Recently, New York State Health Commissioner Dr. Mary T. Bassett declared monkeypox an imminent threat to public health (ITPH) in New York State. Earlier this month, NYSDOH launched a new SMS notification efforts to bring the latest monkeypox information directly to New Yorkers. New Yorkers can sign up to receive text messages — which will include alerts about cases, symptoms, spread and resources for testing and vaccination — by texting “MONKEYPOX” to 81336 or “MONKEYPOXESP” for texts. in Spanish. By providing a zip code, New Yorkers can also sign up for location-based messages.

NYSDOH dedicated website, which stays up to date with the latest information, offers free downloadable materials including a palm map, information map, handout and posters available in English and Spanish. NYSDOH has already distributed these resources to LGBTQ+ organizations, local county health departments, healthcare providers, and businesses. NYSDOH also engaged in a paid digital advertising campaign to provide information to communities experiencing higher rates of monkeypox cases.
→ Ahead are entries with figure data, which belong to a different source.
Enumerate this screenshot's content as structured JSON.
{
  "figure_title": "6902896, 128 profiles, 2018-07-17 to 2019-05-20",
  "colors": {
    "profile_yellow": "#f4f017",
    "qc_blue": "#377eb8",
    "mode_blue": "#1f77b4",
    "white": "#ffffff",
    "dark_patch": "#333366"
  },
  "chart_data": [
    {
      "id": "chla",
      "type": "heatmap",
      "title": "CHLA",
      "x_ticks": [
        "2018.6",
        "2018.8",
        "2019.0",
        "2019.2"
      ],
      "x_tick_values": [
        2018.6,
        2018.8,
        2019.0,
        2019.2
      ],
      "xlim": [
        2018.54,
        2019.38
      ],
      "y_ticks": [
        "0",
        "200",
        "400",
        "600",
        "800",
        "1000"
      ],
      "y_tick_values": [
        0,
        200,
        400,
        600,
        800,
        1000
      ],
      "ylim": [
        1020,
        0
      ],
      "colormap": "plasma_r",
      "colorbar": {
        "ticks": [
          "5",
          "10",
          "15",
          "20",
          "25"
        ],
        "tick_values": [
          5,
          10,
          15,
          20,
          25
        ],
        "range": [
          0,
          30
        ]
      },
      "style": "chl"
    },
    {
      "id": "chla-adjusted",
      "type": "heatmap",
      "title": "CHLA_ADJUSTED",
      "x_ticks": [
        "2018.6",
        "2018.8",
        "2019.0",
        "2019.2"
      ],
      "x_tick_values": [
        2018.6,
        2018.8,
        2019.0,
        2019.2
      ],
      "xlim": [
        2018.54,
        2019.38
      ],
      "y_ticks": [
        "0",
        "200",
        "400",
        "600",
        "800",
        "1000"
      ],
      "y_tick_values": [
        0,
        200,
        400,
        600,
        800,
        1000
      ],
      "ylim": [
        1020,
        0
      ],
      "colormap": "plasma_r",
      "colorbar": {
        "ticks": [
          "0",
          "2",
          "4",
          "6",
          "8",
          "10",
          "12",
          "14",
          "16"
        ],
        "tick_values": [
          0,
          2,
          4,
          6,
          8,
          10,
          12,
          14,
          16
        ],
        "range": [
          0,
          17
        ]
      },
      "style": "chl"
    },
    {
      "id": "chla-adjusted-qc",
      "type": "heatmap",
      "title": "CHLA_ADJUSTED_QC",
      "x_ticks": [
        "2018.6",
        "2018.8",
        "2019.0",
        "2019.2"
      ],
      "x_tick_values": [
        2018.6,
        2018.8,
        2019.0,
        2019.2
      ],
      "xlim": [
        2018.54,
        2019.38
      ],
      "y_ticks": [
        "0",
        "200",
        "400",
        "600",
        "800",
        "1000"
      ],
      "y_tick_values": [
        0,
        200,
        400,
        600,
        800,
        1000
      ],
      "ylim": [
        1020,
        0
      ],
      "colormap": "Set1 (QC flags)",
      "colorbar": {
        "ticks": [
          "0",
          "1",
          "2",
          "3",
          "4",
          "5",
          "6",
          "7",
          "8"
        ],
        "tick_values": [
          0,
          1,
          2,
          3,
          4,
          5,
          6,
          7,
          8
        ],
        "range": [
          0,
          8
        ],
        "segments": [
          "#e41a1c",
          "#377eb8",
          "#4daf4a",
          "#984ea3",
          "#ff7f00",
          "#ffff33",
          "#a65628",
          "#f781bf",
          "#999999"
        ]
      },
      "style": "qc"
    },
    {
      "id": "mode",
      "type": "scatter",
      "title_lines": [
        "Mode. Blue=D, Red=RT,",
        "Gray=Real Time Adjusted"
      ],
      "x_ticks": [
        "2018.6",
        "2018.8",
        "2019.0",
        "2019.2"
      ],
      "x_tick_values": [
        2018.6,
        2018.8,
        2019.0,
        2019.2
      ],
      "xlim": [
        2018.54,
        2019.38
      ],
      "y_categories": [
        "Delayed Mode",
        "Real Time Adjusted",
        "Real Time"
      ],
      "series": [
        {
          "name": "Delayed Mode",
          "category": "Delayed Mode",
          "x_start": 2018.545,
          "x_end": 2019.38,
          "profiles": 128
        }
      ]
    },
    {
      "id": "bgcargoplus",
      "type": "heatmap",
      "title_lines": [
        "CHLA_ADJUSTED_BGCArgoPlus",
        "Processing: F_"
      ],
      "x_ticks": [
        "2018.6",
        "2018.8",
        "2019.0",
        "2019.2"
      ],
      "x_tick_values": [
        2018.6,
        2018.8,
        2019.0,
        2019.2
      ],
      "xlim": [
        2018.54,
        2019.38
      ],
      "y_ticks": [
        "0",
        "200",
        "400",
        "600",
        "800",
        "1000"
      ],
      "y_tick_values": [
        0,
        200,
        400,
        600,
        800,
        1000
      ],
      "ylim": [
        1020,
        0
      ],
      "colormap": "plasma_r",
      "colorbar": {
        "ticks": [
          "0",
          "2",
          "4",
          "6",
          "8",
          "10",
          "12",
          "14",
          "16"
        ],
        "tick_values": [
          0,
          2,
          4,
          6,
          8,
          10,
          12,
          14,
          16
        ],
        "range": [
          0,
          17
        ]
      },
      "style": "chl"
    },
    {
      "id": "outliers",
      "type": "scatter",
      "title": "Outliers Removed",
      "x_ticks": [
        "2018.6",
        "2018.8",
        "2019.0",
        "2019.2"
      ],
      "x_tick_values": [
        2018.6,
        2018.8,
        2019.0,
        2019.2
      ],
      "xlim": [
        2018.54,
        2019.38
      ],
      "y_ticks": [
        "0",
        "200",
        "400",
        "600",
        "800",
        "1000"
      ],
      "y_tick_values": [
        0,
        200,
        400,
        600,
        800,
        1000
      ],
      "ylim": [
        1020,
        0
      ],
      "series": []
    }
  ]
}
In addition to public outreach, the New York State Department of Health continues to focus on delivering vaccines to communities. Local county health departments that have been supplied administer the vaccine directly and establish their own appointment processes. Working in partnership with counties, New Yorkers who sign up for location-based alerts can receive alerts about vaccine availability, clinic locations, scheduling, and other smallpox-related updates from monkey specific to their region.

Earlier this month, NYSDOH, in partnership with the New York City Department of Health and Mental Hygiene (NYCDOHMH), hosted a Monkeypox Town Hall for community leaders led by State Health Commissioner Dr. Mary T. Bassett and City Health Commissioner Dr. Ashwin Vasan.